Meet your retirement goals by investing in your 50s

Investing at the right time is as important as anything in your life, especially if you are approaching you retirement. It is that time of your life where you start thinking about all the financial obligations. You start thinking about your old parents, expenses of children, cars, house, medical condition and all that.

This is why one must invest in your 50s to start preparing for that time. According to Gennady Barsky, an investment expert, before turning 50, a person must have six times of his salary saved. For example, if a person is earning $70,000 a year, he must save a total of $420,000 before turning 50. A retirement calculator is all you need to compare different saving and investing scenarios.

However, you can still make up if you are short of your goals. Here is what you need to know:

  1. Recover the lost ground: If you are short of savings, all is not lost. With catch-up contributions to tax-favoured retirement accounts, one can overcome the past shortcomings. Any person who has reached the age of 50 is allowed by IRS (Internal Revenue Service) to add a total of $6,000 a year to the contribution limit of 18,500 of the workplace retirement plan. You can also add $1,000 more to the IRA (Individual Retirement Account) for a total of $6,500.

Savings of a total of $6,500 instead of $5,500 from 50-65 years can improve the retirement prospects significantly.

  1. Increase the exposure to stocks: A very little exposure to stocks is the reason for depression among many investors. When you have got number of years to learn market trends and the up-downs of stock market, you can surely become a better player. Investment expert Gennady Barsky reckons that staying with stocks is vital to become a successful investor.

  1. Drill down on diversification: You must ensure to diversify your money across asset classes within stocks and bonds of your portfolio. It means getting experience to large, small and mid-size companies, emerging international markets and real estate for equities.

Diversification can be done with individual stocks, index mutual funds and exchange-traded funds for DIY (Do it yourself) investors. Fund screeners help analyse the options based on fund type, performance, expense ratio and several other factors.

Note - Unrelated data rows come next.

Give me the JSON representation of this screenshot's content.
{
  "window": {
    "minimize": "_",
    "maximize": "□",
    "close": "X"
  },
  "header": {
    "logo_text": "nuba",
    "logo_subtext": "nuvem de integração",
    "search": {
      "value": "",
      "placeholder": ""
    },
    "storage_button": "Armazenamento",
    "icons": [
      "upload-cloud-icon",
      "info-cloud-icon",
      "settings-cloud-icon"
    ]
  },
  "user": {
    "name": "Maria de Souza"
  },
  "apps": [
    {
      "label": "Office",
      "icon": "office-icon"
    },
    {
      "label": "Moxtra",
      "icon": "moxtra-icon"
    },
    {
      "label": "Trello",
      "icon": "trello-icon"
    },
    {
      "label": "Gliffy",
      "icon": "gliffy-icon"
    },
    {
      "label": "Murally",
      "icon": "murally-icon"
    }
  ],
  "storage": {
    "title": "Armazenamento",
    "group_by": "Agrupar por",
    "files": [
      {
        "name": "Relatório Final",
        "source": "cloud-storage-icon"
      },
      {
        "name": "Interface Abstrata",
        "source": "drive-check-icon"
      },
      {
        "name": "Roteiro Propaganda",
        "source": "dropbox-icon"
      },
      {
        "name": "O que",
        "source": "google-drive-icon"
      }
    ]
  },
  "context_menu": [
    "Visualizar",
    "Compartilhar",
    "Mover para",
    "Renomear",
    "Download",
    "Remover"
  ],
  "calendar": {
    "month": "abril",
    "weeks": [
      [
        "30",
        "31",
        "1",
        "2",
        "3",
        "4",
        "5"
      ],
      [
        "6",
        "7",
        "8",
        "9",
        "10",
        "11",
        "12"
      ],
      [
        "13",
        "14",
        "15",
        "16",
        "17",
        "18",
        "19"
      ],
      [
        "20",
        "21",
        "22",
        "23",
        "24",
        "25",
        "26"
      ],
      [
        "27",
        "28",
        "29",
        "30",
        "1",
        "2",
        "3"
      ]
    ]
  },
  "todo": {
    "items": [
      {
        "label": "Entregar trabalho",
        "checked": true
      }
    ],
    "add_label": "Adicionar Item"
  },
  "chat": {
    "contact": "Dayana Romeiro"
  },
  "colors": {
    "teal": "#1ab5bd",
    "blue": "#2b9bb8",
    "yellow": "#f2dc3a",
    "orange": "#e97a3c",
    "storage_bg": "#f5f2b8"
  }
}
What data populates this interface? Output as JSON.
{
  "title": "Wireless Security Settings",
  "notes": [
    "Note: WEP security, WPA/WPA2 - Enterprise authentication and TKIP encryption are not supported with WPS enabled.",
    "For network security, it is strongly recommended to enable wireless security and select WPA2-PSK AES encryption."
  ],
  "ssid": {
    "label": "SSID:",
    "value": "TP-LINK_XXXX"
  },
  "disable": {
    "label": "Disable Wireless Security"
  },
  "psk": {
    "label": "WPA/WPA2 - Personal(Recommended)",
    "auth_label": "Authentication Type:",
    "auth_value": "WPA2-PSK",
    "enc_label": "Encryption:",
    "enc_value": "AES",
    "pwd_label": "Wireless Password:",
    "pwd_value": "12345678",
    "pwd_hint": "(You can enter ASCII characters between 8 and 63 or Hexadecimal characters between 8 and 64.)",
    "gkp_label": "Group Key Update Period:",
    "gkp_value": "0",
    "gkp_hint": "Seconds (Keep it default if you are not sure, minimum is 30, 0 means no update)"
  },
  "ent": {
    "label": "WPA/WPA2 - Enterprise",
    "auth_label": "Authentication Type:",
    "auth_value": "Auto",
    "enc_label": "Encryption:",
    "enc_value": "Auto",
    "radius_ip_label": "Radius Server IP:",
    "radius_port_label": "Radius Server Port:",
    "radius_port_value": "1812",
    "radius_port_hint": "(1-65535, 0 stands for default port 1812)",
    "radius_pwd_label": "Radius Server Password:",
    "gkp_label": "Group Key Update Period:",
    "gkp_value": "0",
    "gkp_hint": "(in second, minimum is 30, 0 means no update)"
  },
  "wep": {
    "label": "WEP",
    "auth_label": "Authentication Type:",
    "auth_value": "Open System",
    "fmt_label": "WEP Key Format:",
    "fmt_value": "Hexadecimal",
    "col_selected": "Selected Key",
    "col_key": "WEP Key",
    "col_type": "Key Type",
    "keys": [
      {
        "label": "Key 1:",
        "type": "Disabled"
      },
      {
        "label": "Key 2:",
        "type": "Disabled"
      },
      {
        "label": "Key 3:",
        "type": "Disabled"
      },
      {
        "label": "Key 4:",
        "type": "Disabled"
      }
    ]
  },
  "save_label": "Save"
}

  1. An asset allocation shortcut: The job of generating and handling an appropriately balanced portfolio is made easier by acquiring a target-date mutual fund or using a robo-adviser. The investment mix of stocks and bonds are automatically adjusted by target-date funds based on what’s appropriate for someone planning a retirement. While as, robo managers create and manage a portfolio based on your goals.

  1. Using a Roth: Young investors favour Roth IRAS for tax free withdrawals over traditional IRAS. It is recommended as they are in a lower tax bracket than they will be in retirement. For midlife savers, it is still a valuable investment tool.

According to investor Gennady Barsky, the flexibility provided by investing in Roth IRA gives old savers the freedom to withdraw from pools of money with different tax treatments. He reckons that all the five methods are vital to achieve the lost ground, if a person is short of his goals before the retirement.